4. BÖLÜM ~Onu istiyorum~

179 58 204
                                    


*****

Leehan'ın ağzından:

Tavanın bizim daireyi sağdan sola sallamasıyla gözlerimi açtım.

Deprem değildi, grubumuzun üst dairemizde kalan diğer 3 üyesiydi...

Acaba yine sabah sabah bu kadar adrenalinli olan neyi yapıyorlardı? (yeri bile sarstıklarına göre, her neyse...) 

Yine neler yaptıklarını çok merak ediyordum, hem bu Riwoo'yu görme yolunda harika bir bahane olurdu benim için...

Yaklaşık 2-3 dakika daha yatakta kıvrandıktan sonra sonunda ayılıp kalktım.

Jaehyun her zamanki gibi dairenin salonunda 2-80 yatılı halde ritim tutturarak içinde sadece ''sıkıldım'' kelimesi geçen fantastik ve oldukça heyecanlı bir şarkı söylüyordu.

Jae'nin ''sıkıldım'' ile başlayıp ''sıkıldım'' ile devam ettiği ve ''sıkıldım'' ile son bulan muhteşem şarkısı kalbimin içinden geçmişti, bu şarkı için ağlayabilirdim (!)

''Sana da günaydın'' dedim Jae'ye bakarak.

O ise bana önce boş, hiçbir şey ifade etmeyen, yaşam belirtisi göstermeyen, şapşal bir bakış attı ve sonra Jae yeniden Jae'ye dönüşüverdi...

Yerde 2-80 yatmaya devam eden Jae bir anda pozisyon bozmadan bu defa aynı şekilde bulunduğu yerde yuvarlanmaya başlamıştı.

Her zaman gördüğüm manzaraydı, bu yüzden yine her zaman yaptığım gibi sırıtıp yeniden işime döndüm...

Mutfakta hızlıca yemek yemek üzere tabak çıkardığım sırada Taesan'ın bana seslenmesiyle duraksadım.

''Sen yukarıya gelmiyor musun?'' 

Jae hemen Taesan'ın dediklerine ek olarak ''İkimiz de gidiyoruz'' diye ekledi.

''Kahvaltı yaptınız mı yani?'' diye sordum.

Taesan ''Biz de yukarıda kıyametin koptuğunu fark ettiğimizde bugünkü kahvaltımızı yukarıda yapma kararı aldık Jae ile'' dedi aynı anda yanımdaki sandalyeyi çekip otururken.

''Gerçi ben de ne olduğunu merak ettiğim için kahvaltımı aceleyle yapma derdindeydim ama'' dedim hafifçe gülümseyerek.

''Peki o zaman kalkın da gidelim'' dedi hâlâ yerde kıvranan Jaehyun.

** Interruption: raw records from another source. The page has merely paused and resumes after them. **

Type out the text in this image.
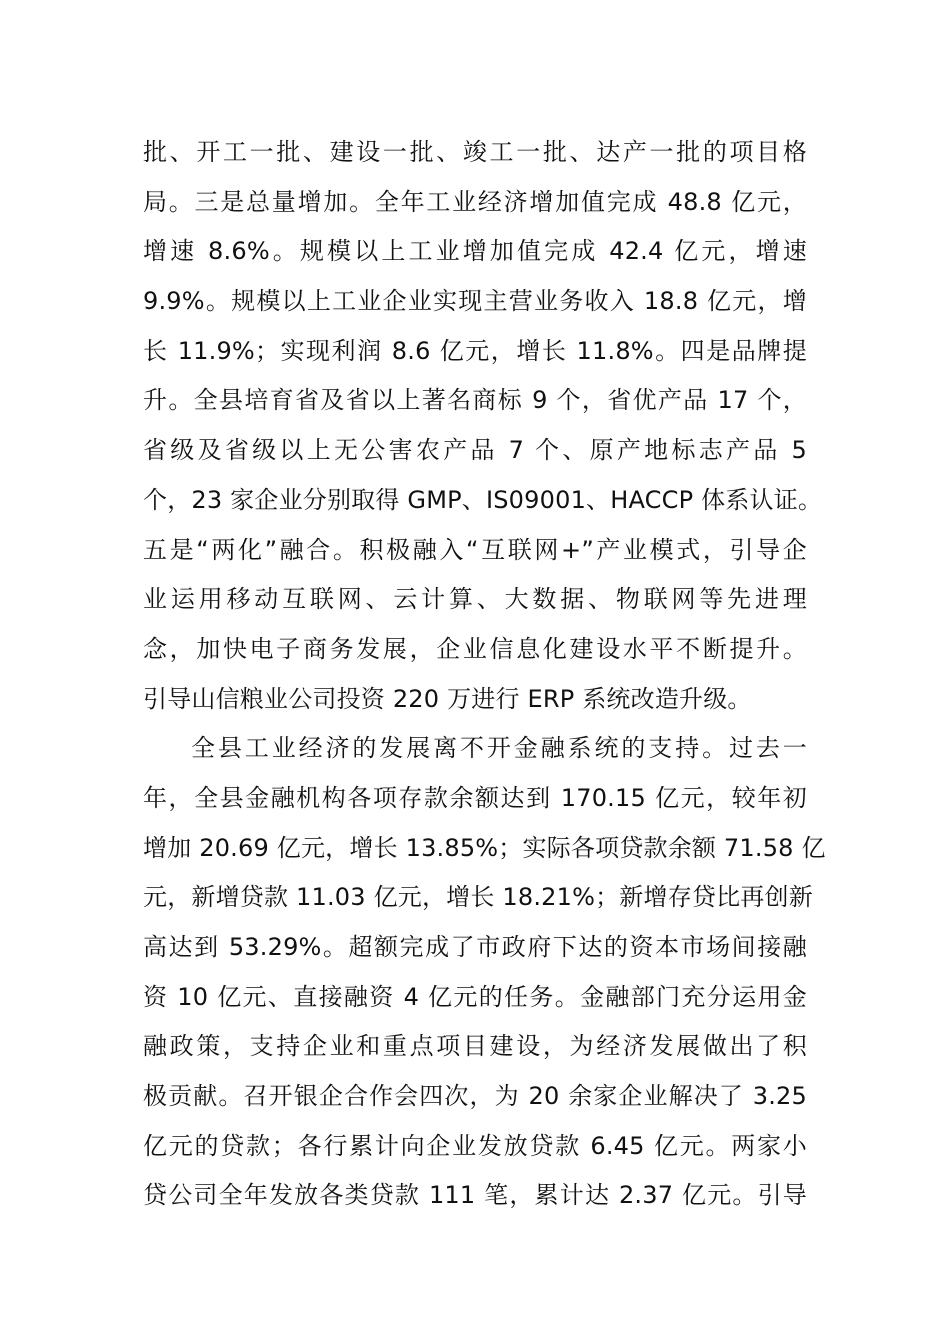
批、开工一批、建设一批、竣工一批、达产一批的项目格
局。三是总量增加。全年工业经济增加值完成 48.8 亿元，
增速 8.6%。规模以上工业增加值完成 42.4 亿元，增速
9.9%。规模以上工业企业实现主营业务收入 18.8 亿元，增
长 11.9%；实现利润 8.6 亿元，增长 11.8%。四是品牌提
升。全县培育省及省以上著名商标 9 个，省优产品 17 个，
省级及省级以上无公害农产品 7 个、原产地标志产品 5
个，23 家企业分别取得 GMP、IS09001、HACCP 体系认证。
五是“两化”融合。积极融入“互联网+”产业模式，引导企
业运用移动互联网、云计算、大数据、物联网等先进理
念，加快电子商务发展，企业信息化建设水平不断提升。
引导山信粮业公司投资 220 万进行 ERP 系统改造升级。
全县工业经济的发展离不开金融系统的支持。过去一
年，全县金融机构各项存款余额达到 170.15 亿元，较年初
增加 20.69 亿元，增长 13.85%；实际各项贷款余额 71.58 亿
元，新增贷款 11.03 亿元，增长 18.21%；新增存贷比再创新
高达到 53.29%。超额完成了市政府下达的资本市场间接融
资 10 亿元、直接融资 4 亿元的任务。金融部门充分运用金
融政策，支持企业和重点项目建设，为经济发展做出了积
极贡献。召开银企合作会四次，为 20 余家企业解决了 3.25
亿元的贷款；各行累计向企业发放贷款 6.45 亿元。两家小
贷公司全年发放各类贷款 111 笔，累计达 2.37 亿元。引导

Ben zaten dünden hazırdım Riu'mu görmeye ama asıl merak ettiğim şey ise duygularımızın karşılıklı olup olmadığıydı...

Acaba o da beni seviyor muydu? O da benim için deliriyor muydu? Ya da belki o da benim gibi belli edemiyordur sevdiğini, sırılsıklam âşık olduğunu, uğruna delirdiğini...

Acaba dışardan nasıl görünüyordum onun cennetten düşen ay yüzündeki derin gözlerinde?

Kendisinden nefret ettiğimi sanmıyordur değil mi, kötü hissetmiyordur herhalde (?) Hissediyor mudur yoksa ? Ona sırılsıklam âşık olduğumu bilmiyordur değil mi? 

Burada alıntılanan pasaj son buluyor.